In France, there are no clinical exams, not even for the ‘internat’ (their final papers). Exams are all written, and are often based on case studies. By doing case studies, the French are trying to test medical knowledge in a more realistic way, yet nothing is the same as an exam where you talk to and examine the patient directly.
This confirms the main difference between the two systems. The French place much emphasis on knowledge and the English, although recognising that knowledge is vital, also want their students to be to a standardised level in practical skills. The French do use their ward placements to officially assess students. This could be seen as better than an exam, but it does not seem that communication skills, examining and practical procedures are ever formally watched.
Student life
Student life in England has grown to mean more than just the academics. Medicine especially is a course which offers much more. In most universities, medical societies, run by the students, offer sports teams, music groups, put on plays and hold social events. Medics are notorious for not only working hard for their degree, but also getting involved in many other activities.

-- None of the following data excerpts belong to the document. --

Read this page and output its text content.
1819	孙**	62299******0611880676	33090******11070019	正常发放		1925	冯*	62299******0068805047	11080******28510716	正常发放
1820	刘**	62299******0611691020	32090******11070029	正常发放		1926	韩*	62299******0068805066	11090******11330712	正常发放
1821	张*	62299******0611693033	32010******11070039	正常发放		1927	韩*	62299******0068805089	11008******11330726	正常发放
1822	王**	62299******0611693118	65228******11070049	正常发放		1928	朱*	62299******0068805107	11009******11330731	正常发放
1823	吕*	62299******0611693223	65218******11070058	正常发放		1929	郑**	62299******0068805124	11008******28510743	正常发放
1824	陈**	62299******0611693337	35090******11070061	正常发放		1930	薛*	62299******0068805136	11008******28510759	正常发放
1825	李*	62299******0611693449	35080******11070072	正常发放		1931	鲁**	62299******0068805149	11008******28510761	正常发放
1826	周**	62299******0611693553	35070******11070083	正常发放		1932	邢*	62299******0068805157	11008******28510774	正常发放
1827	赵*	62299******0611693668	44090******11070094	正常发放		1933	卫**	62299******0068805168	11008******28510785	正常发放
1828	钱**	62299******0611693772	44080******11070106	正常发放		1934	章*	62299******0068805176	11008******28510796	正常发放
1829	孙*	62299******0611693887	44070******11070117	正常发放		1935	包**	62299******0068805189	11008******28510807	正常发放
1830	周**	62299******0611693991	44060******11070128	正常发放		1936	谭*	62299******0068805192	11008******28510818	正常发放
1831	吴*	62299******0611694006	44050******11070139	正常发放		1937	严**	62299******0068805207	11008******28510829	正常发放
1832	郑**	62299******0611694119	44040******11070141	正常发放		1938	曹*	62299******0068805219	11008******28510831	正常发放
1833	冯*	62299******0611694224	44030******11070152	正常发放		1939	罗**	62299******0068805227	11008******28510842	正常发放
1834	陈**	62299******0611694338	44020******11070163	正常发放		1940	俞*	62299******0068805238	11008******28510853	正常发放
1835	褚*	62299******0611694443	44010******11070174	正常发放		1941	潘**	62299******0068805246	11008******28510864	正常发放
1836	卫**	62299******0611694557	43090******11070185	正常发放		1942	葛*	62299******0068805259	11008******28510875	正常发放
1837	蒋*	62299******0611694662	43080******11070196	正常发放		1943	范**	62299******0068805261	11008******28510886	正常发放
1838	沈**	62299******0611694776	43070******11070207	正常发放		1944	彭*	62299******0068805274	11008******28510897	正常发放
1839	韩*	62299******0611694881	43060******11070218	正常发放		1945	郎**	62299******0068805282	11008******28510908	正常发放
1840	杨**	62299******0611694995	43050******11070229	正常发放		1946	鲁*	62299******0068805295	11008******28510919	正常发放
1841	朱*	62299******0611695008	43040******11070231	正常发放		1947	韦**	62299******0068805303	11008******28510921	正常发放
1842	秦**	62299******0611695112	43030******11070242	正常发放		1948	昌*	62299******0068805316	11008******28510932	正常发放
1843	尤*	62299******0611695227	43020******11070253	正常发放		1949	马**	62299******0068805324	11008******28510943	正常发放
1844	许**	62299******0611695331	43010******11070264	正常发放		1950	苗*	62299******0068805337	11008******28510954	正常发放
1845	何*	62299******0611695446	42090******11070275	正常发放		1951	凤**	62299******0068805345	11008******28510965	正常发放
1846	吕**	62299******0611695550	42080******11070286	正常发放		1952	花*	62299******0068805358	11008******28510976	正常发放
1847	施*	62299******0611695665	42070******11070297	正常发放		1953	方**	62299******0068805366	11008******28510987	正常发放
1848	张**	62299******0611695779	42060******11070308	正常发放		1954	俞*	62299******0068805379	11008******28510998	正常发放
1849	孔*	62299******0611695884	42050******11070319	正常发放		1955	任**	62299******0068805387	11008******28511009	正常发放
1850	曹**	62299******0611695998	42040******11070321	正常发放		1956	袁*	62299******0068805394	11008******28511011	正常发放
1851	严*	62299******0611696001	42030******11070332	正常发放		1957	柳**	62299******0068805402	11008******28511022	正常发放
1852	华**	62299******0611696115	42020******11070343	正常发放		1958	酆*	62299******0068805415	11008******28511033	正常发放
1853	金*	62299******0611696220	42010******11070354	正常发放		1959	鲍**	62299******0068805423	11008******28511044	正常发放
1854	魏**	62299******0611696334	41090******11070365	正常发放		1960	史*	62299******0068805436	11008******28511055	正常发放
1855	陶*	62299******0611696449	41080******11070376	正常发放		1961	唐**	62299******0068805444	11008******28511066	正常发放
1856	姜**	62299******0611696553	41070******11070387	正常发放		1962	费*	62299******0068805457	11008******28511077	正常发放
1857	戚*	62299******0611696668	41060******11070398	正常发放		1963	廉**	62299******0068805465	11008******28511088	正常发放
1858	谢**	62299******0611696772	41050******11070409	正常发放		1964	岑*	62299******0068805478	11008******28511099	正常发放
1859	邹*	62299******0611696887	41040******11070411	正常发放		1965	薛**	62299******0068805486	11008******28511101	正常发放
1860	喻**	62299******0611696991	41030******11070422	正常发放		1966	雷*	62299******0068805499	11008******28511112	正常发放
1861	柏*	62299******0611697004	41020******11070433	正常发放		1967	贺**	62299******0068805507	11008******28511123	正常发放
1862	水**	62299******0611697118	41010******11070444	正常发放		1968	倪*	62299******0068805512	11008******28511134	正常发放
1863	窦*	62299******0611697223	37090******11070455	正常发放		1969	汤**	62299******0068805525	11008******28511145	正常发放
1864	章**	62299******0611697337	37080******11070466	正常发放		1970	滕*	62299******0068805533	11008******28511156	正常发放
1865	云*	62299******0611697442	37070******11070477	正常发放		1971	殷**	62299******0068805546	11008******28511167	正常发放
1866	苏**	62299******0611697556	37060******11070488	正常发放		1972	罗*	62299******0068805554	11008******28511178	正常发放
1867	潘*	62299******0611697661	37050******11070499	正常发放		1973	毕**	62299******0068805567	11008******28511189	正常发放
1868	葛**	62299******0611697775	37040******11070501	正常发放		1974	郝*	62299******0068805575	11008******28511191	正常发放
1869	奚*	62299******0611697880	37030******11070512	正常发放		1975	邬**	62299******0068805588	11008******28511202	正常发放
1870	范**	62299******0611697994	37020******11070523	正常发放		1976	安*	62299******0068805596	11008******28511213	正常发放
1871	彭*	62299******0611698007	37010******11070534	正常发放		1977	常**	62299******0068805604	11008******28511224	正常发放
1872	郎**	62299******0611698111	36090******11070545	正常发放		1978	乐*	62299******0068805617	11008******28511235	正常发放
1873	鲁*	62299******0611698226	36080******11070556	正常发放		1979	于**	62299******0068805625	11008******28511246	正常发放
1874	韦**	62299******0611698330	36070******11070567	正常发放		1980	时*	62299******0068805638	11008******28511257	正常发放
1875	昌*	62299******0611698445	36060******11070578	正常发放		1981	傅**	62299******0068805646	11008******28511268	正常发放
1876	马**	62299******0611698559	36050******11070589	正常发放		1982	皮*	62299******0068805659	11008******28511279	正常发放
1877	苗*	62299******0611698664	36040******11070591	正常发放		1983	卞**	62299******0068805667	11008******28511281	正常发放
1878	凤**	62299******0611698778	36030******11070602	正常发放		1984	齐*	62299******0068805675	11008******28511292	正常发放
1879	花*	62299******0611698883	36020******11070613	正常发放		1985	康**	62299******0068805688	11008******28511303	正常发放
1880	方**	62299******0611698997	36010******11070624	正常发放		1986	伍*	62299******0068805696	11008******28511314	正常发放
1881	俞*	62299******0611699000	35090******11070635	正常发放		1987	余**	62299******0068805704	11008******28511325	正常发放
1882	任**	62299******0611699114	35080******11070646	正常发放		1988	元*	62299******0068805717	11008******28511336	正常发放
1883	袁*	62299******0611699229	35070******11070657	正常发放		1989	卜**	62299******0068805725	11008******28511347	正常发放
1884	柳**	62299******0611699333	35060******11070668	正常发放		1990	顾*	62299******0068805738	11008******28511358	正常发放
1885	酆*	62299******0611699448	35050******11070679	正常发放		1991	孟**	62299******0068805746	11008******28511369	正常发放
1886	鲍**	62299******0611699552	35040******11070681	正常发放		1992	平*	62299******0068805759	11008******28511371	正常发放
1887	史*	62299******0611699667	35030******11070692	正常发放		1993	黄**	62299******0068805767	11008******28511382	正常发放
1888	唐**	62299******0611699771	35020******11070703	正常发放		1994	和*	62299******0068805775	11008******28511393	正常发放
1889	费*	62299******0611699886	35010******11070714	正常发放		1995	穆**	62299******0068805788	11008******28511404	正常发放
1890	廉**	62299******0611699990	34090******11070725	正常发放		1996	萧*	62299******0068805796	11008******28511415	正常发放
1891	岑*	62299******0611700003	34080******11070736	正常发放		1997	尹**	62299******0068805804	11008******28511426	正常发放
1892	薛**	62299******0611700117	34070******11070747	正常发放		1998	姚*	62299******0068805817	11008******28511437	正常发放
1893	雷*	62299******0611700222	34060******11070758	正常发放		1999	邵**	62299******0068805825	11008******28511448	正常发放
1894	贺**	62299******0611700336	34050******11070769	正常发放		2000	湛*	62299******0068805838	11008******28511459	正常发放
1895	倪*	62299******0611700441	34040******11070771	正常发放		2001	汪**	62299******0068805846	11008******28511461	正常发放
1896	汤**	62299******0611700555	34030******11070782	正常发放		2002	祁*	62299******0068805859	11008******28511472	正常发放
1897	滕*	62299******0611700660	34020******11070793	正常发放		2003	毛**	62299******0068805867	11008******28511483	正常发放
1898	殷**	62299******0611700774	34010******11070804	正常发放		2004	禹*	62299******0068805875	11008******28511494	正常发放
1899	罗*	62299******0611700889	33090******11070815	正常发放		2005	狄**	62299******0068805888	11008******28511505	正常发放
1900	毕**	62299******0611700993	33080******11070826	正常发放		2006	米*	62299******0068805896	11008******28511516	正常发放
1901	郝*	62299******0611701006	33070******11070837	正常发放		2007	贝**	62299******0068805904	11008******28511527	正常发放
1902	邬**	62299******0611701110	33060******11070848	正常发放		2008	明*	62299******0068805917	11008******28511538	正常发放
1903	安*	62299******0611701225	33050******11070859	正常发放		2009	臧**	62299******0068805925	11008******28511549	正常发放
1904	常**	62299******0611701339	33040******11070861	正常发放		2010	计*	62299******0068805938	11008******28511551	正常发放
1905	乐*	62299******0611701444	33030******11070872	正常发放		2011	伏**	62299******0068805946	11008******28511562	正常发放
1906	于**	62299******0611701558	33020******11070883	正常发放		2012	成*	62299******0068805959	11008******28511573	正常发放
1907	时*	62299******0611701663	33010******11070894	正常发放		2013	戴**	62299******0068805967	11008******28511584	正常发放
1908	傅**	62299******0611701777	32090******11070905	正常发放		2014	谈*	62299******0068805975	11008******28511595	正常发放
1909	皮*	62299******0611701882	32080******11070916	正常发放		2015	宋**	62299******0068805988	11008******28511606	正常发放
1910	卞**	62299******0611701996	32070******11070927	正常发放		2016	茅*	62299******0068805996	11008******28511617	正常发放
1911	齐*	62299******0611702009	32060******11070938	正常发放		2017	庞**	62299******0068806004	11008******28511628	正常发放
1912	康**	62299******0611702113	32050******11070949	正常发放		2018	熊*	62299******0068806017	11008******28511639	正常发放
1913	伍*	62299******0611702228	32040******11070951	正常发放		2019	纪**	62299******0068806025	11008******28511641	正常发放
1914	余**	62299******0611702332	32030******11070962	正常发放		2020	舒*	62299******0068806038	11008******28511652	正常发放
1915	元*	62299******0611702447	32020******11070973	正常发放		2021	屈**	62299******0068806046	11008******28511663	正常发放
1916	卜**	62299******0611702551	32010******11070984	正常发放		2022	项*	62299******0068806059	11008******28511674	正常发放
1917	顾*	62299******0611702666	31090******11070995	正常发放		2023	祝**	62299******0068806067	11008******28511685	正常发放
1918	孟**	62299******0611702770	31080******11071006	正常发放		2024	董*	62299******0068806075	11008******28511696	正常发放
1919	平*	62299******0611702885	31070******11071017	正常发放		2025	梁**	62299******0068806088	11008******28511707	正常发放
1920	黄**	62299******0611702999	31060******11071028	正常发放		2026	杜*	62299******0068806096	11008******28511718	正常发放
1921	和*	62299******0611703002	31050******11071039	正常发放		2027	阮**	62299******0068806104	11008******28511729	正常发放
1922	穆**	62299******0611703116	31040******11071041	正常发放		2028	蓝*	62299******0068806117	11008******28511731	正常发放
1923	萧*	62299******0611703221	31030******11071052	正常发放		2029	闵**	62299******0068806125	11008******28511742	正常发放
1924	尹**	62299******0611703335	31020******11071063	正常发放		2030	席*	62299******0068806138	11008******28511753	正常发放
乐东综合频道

In France, student life is not so diverse. The opportunities do not exist to be involved as a student in much more than the degree. University is about working and medicine is less of a community. The exam competition in France mean that the students work fervently. That is not to say that the English do not work hard! but that in England, student life can be used to gain interests out of medicine. Social skills and team playing are all vital requirements and make for more well-rounded doctors.
Conclusion
How a country trains their medical students determines how medicine is practised in that country. France and England have evolved different ways of educating their future doctors. Each course has flaws, but as a whole, the two courses work to produce highly knowledgeable and experienced junior doctors.
Medicine is a huge subject and as long as the essentials are taught, there can afford to be differences in training. The medical degree is only a few years. Doctors practise medicine for much longer than they train. It is after the basic training, that doctors really begin to learn, specialise and become experts. Good undergraduate teaching is a vital grounding. France and England have both found different but thorough ways to provide their medical students with grounding enough for them become some of the World’s leading doctors.